Ere he could reply Nature outdid her in dazzlement, and superadded a crash of thunder.

"Yes," he said, as though there had been no interruption. "I scorn all that is blind-even this storm that may strike you and me. Ah! the rain," as the great drops began to fall. "Poor Lady Chelmer-without an umbrella."

"We can shelter by these shrubs." In an instant she was crouching amid the ferns on a carpet of autumn leaves, making space for him beside her.

"Thank you-I will stand," he said coldly. "But I don't know if you're aware these are oak-shrubs."

"What of it?"

"I was only thinking of the Swiss proverb about lightning, 'Vor den Eichen sollst du weichen.' We ought to make for the beeches."

"I'm not going to leave my umbrella. I am sorry you won't accept a bit of it." And she bent the tall ferns invitingly towards him.

"I don't like cowering even before the rain," he laughed. "How it brings out the beautiful earthy smell."

"One enjoys the beautiful earthy smell the better for being nearer to the earth."

He did not reply.

"Oh, you dear fool," she thought. Hadn't she had heaps of Power from childhood-over her stern old father, over her weakling mother, over her governesses, and later over the whole tribe of "the boys," and now in Europe over Marquises and Honourables-and could it all compare in intensity to this delicious, poignant sense of being caught up into a masterful personality! No, not Power but Powerlessness was life's central reality; not to turn with iron hand the great wheels of Fate, but to faint at a dear touch, to be sucked up as a moth in the flame. And for him, too, it were surely as sweet to leave this strenuous quest for dominance, or to be content with dominating her alone. Oh, she would bring him to clear vision, to live for nothing but her, even as she asked for nothing but him.

The harsh scream of a bluejay struck a discord through her reverie. She remembered that he had yet to be won.

"But didn't you tell me people can't get power without money?" she said, forgetting the hiatus in the conversation.

"Nor with it generally," he replied, without surprise. "Money is but a lever. You cannot move the earth unless you have force and fulcrum, too."

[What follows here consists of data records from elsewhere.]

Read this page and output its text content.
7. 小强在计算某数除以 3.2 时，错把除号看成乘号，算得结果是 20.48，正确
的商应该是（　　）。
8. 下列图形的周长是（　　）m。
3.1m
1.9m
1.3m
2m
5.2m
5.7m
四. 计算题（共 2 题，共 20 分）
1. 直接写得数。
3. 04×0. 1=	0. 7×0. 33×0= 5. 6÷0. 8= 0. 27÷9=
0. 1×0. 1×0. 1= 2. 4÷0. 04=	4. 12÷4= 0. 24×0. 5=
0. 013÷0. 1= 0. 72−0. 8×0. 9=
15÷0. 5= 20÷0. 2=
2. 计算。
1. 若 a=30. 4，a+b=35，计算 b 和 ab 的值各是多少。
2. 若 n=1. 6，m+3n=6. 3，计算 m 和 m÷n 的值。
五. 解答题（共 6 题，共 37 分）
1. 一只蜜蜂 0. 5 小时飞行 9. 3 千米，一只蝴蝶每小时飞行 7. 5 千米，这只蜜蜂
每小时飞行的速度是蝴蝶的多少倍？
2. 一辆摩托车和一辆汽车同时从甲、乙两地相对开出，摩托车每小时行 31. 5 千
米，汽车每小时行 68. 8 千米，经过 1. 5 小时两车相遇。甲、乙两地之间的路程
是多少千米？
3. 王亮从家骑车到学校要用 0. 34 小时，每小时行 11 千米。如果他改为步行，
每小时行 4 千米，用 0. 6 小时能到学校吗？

"But I guess a man like you must get real mad to see so many levers lying about idle."

"Oh, I shall get on without a lever, like primitive man. I have muscles."

"But it seems too bad not to be able to afford machinery."

"I shall be hand-made."

"Yes, and by your own hand. But won't it be slow?"

"It will be sure."

Every one of his speeches rang like the stroke of a hammer. Yes, indeed he had muscles.

"But how much surer with money! You ought to turn your career into a company. Surely it would pay a dividend to its promoters."

"The directors would interfere."

"You could be chairman-with a veto."

He shook his head. "The rain is dripping through your umbrella. Don't you think we might run to the house?"

"It's only an old hat." It was fresh from Paris, broad-brimmed, beautiful, and bewitching. "Why don't you find"-she smiled nervously-"a millionaire of means?"

"And what would be his reward?"

"Just Virtue's. Won't you be a light to England? And isn't it the duty of parishes and millionaires to supply light?" She was plucking a fern-leaf to pieces.

"Millionaires' minds don't run that way."

"Not male millionaires, perhaps," she said, turning her face from him so jerkily that she shook the oak-shrub and it became a shower-bath.

He looked at her, slightly startled. It was the first emotion she had ever provoked in him, and her heart beat faster.

"I really do think it is giving over now," he said, gazing at her sopping hat.

'Twas as if he had shaken the shrub again and drenched her with cold water. He was mocking her, her and her dollars and her love.

"It is quite over," she said savagely, springing up, and growing even angrier when she found the rain had really stopped, so that her indignation sounded only like acquiescence. She strode ahead of him, silent, through the wet bracken, her frock growing a limp rag as it brushed aside the glistening ferns.

As she struck the broader path to the house, the cackling laugh of a goat chained to a roadside log followed her cynically. Where had she heard this bleat before? Ah, yes, from the Marquis of Woodham.